Slice your cucumber as this as possible and place in a bowl with sugar and rice vinegar. Stir to coat cucumbers in vinegar mixture. If your cucumber was on the large side and the liquid doesn't cover them, add a little water or more rice vinegar.
Heat a large skillet over high heat. Add broccoli to dry pan, tossing occasionally. The pan will smoke. That's what we want. Cook, tossing occasionally, until broccoli is mostly blackened and slightly tender, 7-10 minutes. Set aside.
Lower heat to medium and add 1 tbsp sesame oil, and 1 tbsp each of garlic and ginger and cook for a minute until starting to turn brown golden. Add mushrooms. Cook, stirring occasionally until mushrooms are tender and cooked through. Set aside.

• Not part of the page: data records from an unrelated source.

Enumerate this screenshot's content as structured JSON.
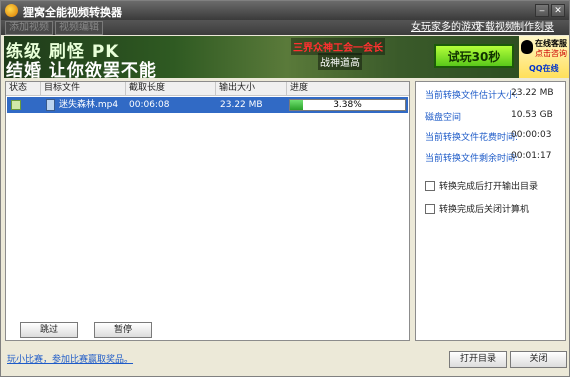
{
  "window": {
    "title": "狸窝全能视频转换器"
  },
  "toolbar": {
    "add_video": "添加视频",
    "video_edit": "视频编辑",
    "links": [
      "女玩家多的游戏",
      "下载视频",
      "制作刻录DVD"
    ]
  },
  "banner": {
    "slogan_line1": "练级 刷怪 PK",
    "slogan_line2": "结婚 让你欲罢不能",
    "mid_line1": "三界众神工会一会长",
    "mid_line2": "战神道高",
    "try_button": "试玩30秒",
    "service_line1": "在线客服",
    "service_line2": "点击咨询",
    "service_line3": "QQ在线"
  },
  "table": {
    "columns": [
      "状态",
      "目标文件",
      "截取长度",
      "输出大小",
      "进度"
    ],
    "rows": [
      {
        "file": "迷失森林.mp4",
        "length": "00:06:08",
        "size": "23.22 MB",
        "progress_text": "3.38%",
        "progress": 0.0338
      }
    ]
  },
  "list_buttons": {
    "skip": "跳过",
    "pause": "暂停"
  },
  "side": {
    "stats": [
      {
        "label": "当前转换文件估计大小:",
        "value": "23.22 MB"
      },
      {
        "label": "磁盘空间",
        "value": "10.53 GB"
      },
      {
        "label": "当前转换文件花费时间:",
        "value": "00:00:03"
      },
      {
        "label": "当前转换文件剩余时间:",
        "value": "00:01:17"
      }
    ],
    "options": [
      {
        "label": "转换完成后打开输出目录",
        "checked": false
      },
      {
        "label": "转换完成后关闭计算机",
        "checked": false
      }
    ]
  },
  "footer": {
    "link": "玩小比赛，参加比赛赢取奖品。",
    "open_dir": "打开目录",
    "close": "关闭"
  },
  "colors": {
    "selected_row": "#316ac5",
    "link": "#1e5bc8",
    "progress_fill": "#2aa02a"
  }
}
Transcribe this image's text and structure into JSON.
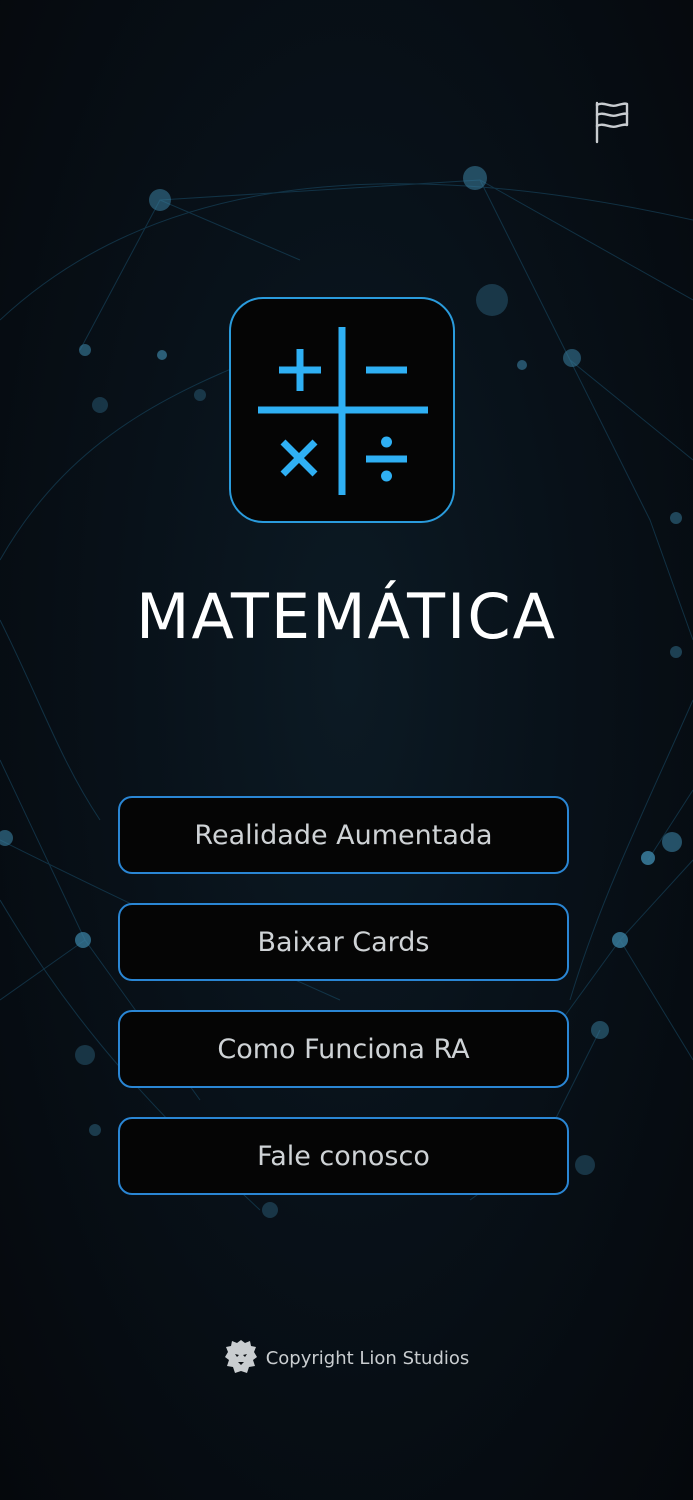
{
  "app": {
    "title": "MATEMÁTICA",
    "logo_icon": "math-operators-icon",
    "accent_color": "#2fb0f4"
  },
  "header": {
    "language_icon": "flag-icon"
  },
  "menu": {
    "items": [
      {
        "label": "Realidade Aumentada"
      },
      {
        "label": "Baixar Cards"
      },
      {
        "label": "Como Funciona RA"
      },
      {
        "label": "Fale conosco"
      }
    ]
  },
  "footer": {
    "logo_icon": "lion-logo-icon",
    "copyright": "Copyright Lion Studios"
  }
}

Cook noodles according to package instructions, drizzling a little sesame oil on them to avoid sticking.
While noodles are cooking, combine red pepper, the rest of the ginger and garlic, miso, and sesame oil in a food processor, pulsing until combined into a chunky salsa-like mixture. Toss 1 cup of the red pepper sauce with the warm noodles.
Wipe out pan and add about 1/4 inch of neutral oil (canola or whatever you prefer) Heat to medium/high heat. While the oil is heating, cut tofu into 1/4 inch thick slices and toss with 1 cup of flour to coat. Fry in oil about 3 minutes on each side until crispy.
To assemble the bowl, divide noodles among bowls evenly. Top with each ingredient, spooning the red pepper sauce over the broccoli. Sprinkle with sesame seeds, if desired.
Look, it's vegan. That's some balance.